As if on cue, as they sat down at the table, one of the two manservants appeared, placing a bowl of plump olives on the table and a plate of crostini canapés. Salvatore exchanged pleasantries with the young man, who responded in kind.

He’s polite to his staff...courteous and considerate, Lana could not but observe. Did that include herself? After all, she’d said last night that she was really nothing more than a kind of employee.

But even as she’d called herself that she had known it was not true. It was far more complicated than that. No employee would sit here like this, sipping champagne with him, dining with him, just the two of them...

She reached for an olive, plump and glistening with rich oil, taking a delicate bite from it to stop herself thinking about what it was, exactly, that she and Salvatore were to each other.

‘What do you make of them?’ Salvatore was asking, helping himself to one of the large, luscious olives as well. ‘They’re from the estate here.’

Lana swallowed the rest of her olive. ‘Oh, I didn’t realise there was land attached to the palazzo other than the gardens.’

‘Oh, yes, there’s an extensive estate—olive groves, farmland, vineyards, woodlands... The wine is nothing spectacular, but I’m reserving an interest in wine-making for my old age! I’ll do something about improving it then,’ Salvatore replied lightly.

He started to tell her about the traditional grapes of the region, and Lana listened with half an ear, knowing little about wine but grateful that it was an innocuous subject. As she sipped at her champagne, nibbling the delicious olives and the equally delicious crostini, salty with anchovy and goat’s cheese, she started—thankfully—to feel the tension that had racked her all day—and all the previous night—begin to ease from her.
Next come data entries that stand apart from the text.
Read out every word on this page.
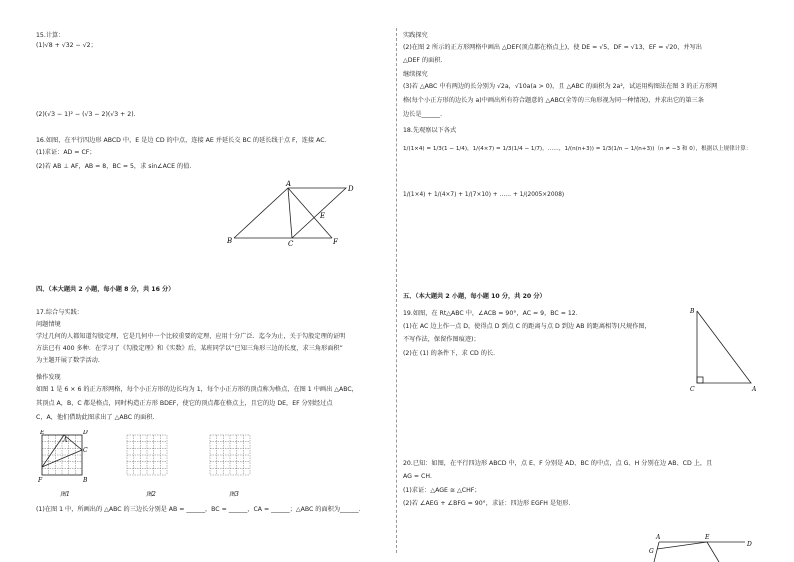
15.计算：
(1)√8 + √32 − √2；
(2)(√3 − 1)² − (√3 − 2)(√3 + 2).
16.如图，在平行四边形 ABCD 中，E 是边 CD 的中点，连接 AE 并延长交 BC 的延长线于点 F，连接 AC．
(1)求证：AD = CF；
(2)若 AB ⊥ AF，AB = 8，BC = 5，求 sin∠ACE 的值.
B
A
D
E
C	F
四、（本大题共 2 小题，每小题 8 分，共 16 分）
17.综合与实践：
问题情境
学过几何的人都知道勾股定理，它是几何中一个比较重要的定理，应用十分广泛．迄今为止，关于勾股定理的证明
方法已有 400 多种．在学习了《勾股定理》和《实数》后，某班同学以“已知三角形三边的长度，求三角形面积”
为主题开展了数学活动.
操作发现
如图 1 是 6 × 6 的正方形网格，每个小正方形的边长均为 1，每个小正方形的顶点称为格点，在图 1 中画出 △ABC，
其顶点 A，B，C 都是格点，同时构造正方形 BDEF，使它的顶点都在格点上，且它的边 DE，EF 分别经过点
C，A，他们借助此图求出了 △ABC 的面积.
E	D
A
C
F	B
图1	图2	图3
(1)在图 1 中，所画出的 △ABC 的三边长分别是 AB = ______，BC = ______，CA = ______；△ABC 的面积为______．
实践探究
(2)在图 2 所示的正方形网格中画出 △DEF(顶点都在格点上)，使 DE = √5，DF = √13，EF = √20，并写出
△DEF 的面积.
继续探究
(3)若 △ABC 中有两边的长分别为 √2a，√10a(a > 0)，且 △ABC 的面积为 2a²，试运用构图法在图 3 的正方形网
格(每个小正方形的边长为 a)中画出所有符合题意的 △ABC(全等的三角形视为同一种情况)，并求出它的第三条
边长是______.
18.先观察以下各式
1/(1×4) = 1/3(1 − 1/4)，1/(4×7) = 1/3(1/4 − 1/7)，……，1/(n(n+3)) = 1/3(1/n − 1/(n+3))（n ≠ −3 和 0），根据以上规律计算：
1/(1×4) + 1/(4×7) + 1/(7×10) + …… + 1/(2005×2008)
五、（本大题共 2 小题，每小题 10 分，共 20 分）
19.如图，在 Rt△ABC 中，∠ACB = 90°，AC = 9，BC = 12．
(1)在 AC 边上作一点 D，使得点 D 到点 C 的距离与点 D 到边 AB 的距离相等(尺规作图，
不写作法，保留作图痕迹)；
(2)在 (1) 的条件下，求 CD 的长.
B
C	A
20.已知：如图，在平行四边形 ABCD 中，点 E、F 分别是 AD、BC 的中点，点 G、H 分别在边 AB、CD 上，且
AG = CH．
(1)求证：△AGE ≅ △CHF；
(2)若 ∠AEG + ∠BFG = 90°，求证：四边形 EGFH 是矩形.
A	E
D
G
Comfortable—that was what Salvatore had said he wanted them to be together. And maybe we can be. However complicated the situation between us is—

Her eyes rested on him momentarily as he waxed lyrical about Tuscan grape varieties. She felt her breath catch. He really was just so gorgeous...
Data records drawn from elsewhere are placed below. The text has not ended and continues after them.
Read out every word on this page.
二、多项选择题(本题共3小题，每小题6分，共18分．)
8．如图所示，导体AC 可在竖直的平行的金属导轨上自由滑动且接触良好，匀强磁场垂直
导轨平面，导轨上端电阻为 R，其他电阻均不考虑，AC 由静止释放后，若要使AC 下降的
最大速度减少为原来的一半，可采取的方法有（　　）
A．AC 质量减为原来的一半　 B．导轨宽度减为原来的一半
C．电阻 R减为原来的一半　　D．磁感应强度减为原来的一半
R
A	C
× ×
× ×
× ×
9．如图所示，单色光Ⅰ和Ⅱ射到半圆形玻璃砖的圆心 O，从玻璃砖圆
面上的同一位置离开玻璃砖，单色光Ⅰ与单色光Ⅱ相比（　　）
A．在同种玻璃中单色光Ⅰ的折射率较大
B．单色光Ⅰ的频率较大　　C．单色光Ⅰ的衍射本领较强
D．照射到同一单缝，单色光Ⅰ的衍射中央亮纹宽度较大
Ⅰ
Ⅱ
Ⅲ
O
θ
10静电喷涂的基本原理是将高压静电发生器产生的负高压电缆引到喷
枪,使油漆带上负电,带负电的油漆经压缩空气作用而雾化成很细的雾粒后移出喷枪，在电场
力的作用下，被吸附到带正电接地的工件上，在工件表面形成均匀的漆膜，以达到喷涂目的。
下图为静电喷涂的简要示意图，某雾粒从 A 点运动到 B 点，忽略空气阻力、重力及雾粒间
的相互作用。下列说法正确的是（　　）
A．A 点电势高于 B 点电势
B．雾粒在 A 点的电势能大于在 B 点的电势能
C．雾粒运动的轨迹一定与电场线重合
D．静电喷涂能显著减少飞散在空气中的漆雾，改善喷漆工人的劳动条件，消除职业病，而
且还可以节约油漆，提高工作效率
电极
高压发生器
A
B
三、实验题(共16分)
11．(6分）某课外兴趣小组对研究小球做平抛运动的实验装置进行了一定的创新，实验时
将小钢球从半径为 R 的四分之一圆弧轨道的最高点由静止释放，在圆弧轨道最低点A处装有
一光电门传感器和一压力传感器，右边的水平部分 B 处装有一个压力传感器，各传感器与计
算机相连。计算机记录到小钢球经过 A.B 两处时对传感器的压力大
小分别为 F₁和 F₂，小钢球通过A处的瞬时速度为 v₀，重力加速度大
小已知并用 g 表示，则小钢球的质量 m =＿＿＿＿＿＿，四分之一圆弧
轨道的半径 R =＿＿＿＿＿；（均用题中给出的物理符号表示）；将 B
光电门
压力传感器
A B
She fought to clamp down on her reaction. What had happened last night had been a mistake—that was all. An impulse neither of them should have succumbed to. And now he’d apologised for it and put it aside.
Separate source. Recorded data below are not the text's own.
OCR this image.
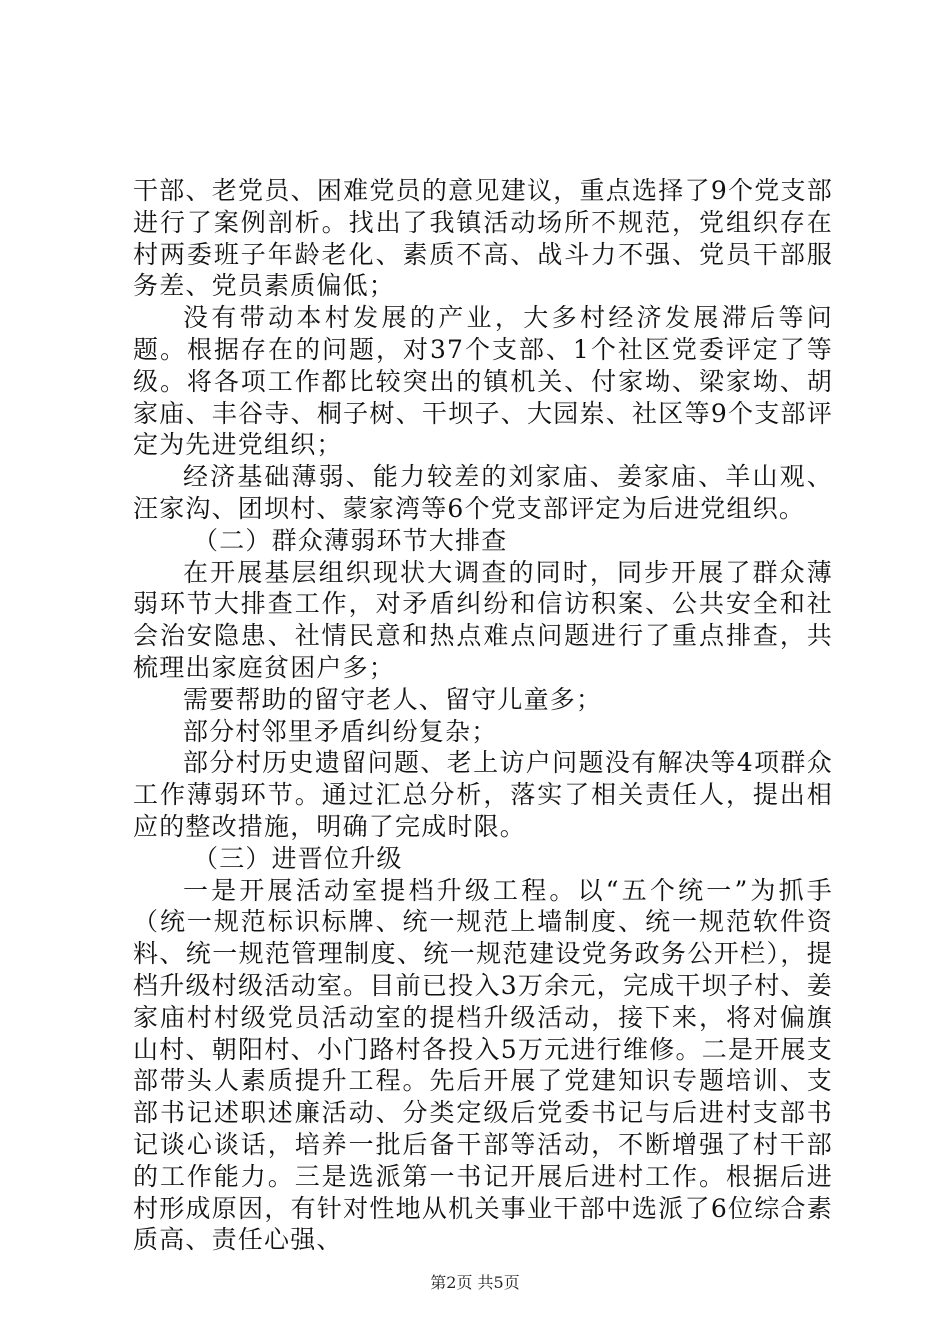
干部、老党员、困难党员的意见建议，重点选择了9个党支部进行了案例剖析。找出了我镇活动场所不规范，党组织存在村两委班子年龄老化、素质不高、战斗力不强、党员干部服务差、党员素质偏低；

没有带动本村发展的产业，大多村经济发展滞后等问题。根据存在的问题，对37个支部、1个社区党委评定了等级。将各项工作都比较突出的镇机关、付家坳、梁家坳、胡家庙、丰谷寺、桐子树、干坝子、大园岽、社区等9个支部评定为先进党组织；

经济基础薄弱、能力较差的刘家庙、姜家庙、羊山观、汪家沟、团坝村、蒙家湾等6个党支部评定为后进党组织。

（二）群众薄弱环节大排查

在开展基层组织现状大调查的同时，同步开展了群众薄弱环节大排查工作，对矛盾纠纷和信访积案、公共安全和社会治安隐患、社情民意和热点难点问题进行了重点排查，共梳理出家庭贫困户多；

需要帮助的留守老人、留守儿童多；

部分村邻里矛盾纠纷复杂；

部分村历史遗留问题、老上访户问题没有解决等4项群众工作薄弱环节。通过汇总分析，落实了相关责任人，提出相应的整改措施，明确了完成时限。

（三）进晋位升级

一是开展活动室提档升级工程。以“五个统一”为抓手（统一规范标识标牌、统一规范上墙制度、统一规范软件资料、统一规范管理制度、统一规范建设党务政务公开栏），提档升级村级活动室。目前已投入3万余元，完成干坝子村、姜家庙村村级党员活动室的提档升级活动，接下来，将对偏旗山村、朝阳村、小门路村各投入5万元进行维修。二是开展支部带头人素质提升工程。先后开展了党建知识专题培训、支部书记述职述廉活动、分类定级后党委书记与后进村支部书记谈心谈话，培养一批后备干部等活动，不断增强了村干部的工作能力。三是选派第一书记开展后进村工作。根据后进村形成原因，有针对性地从机关事业干部中选派了6位综合素质高、责任心强、

第2页 共5页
So I don’t have to think about it any more. Or feel awkward about it. Or feel awkward around him.

She made herself focus on what he was telling her, asking him a question she hoped wasn’t too distracted. The young manservant appeared again, bearing a tray of more dishes, one of which he reverently placed on the table. Salvatore said something appreciative in Italian, and then turned to Lana.

‘Black truffles,’ he announced as the manservant took his leave. ‘From our very own woods—but if I told you exactly where I’d have to shoot you!’

It was humorously said, and Lana gave the expected laugh, glad to do so. Glad to sip at her champagne, too, letting it help her set aside any obsessing about the complications of why she was here with Salvatore in the first place, the confusing tensions those complications engendered whenever she gazed at him in all his gorgeousness. She felt herself start to relax little by little, glad just to listen to him descant on the art of truffle-hunting, on the incredible noses of the trained dogs that sniffed out the prized treasures from under the earth and leaf mould.

As he did so, he shaved two of them into razor-thin slices, proffering them to her. ‘Try them neat, before they go on the risotto,’ he recommended.

She took a tiny sliver, tasting it somewhat tentatively. ‘Oh, that is good!’ she exclaimed.

‘Isn’t it?’ he agreed, and then proceeded to scatter generous amounts on their respective servings of risotto.

With a will, Lana tucked in. The rich creaminess of the risotto was brilliantly offset by the musky earthiness of the truffle, and she ate with her eyes half shut to get the full impact. With a sigh, she set her fork aside, her dish empty.

‘We’ll save some truffle for the secondo,’ Salvatore announced. ‘It’s going to be venison.’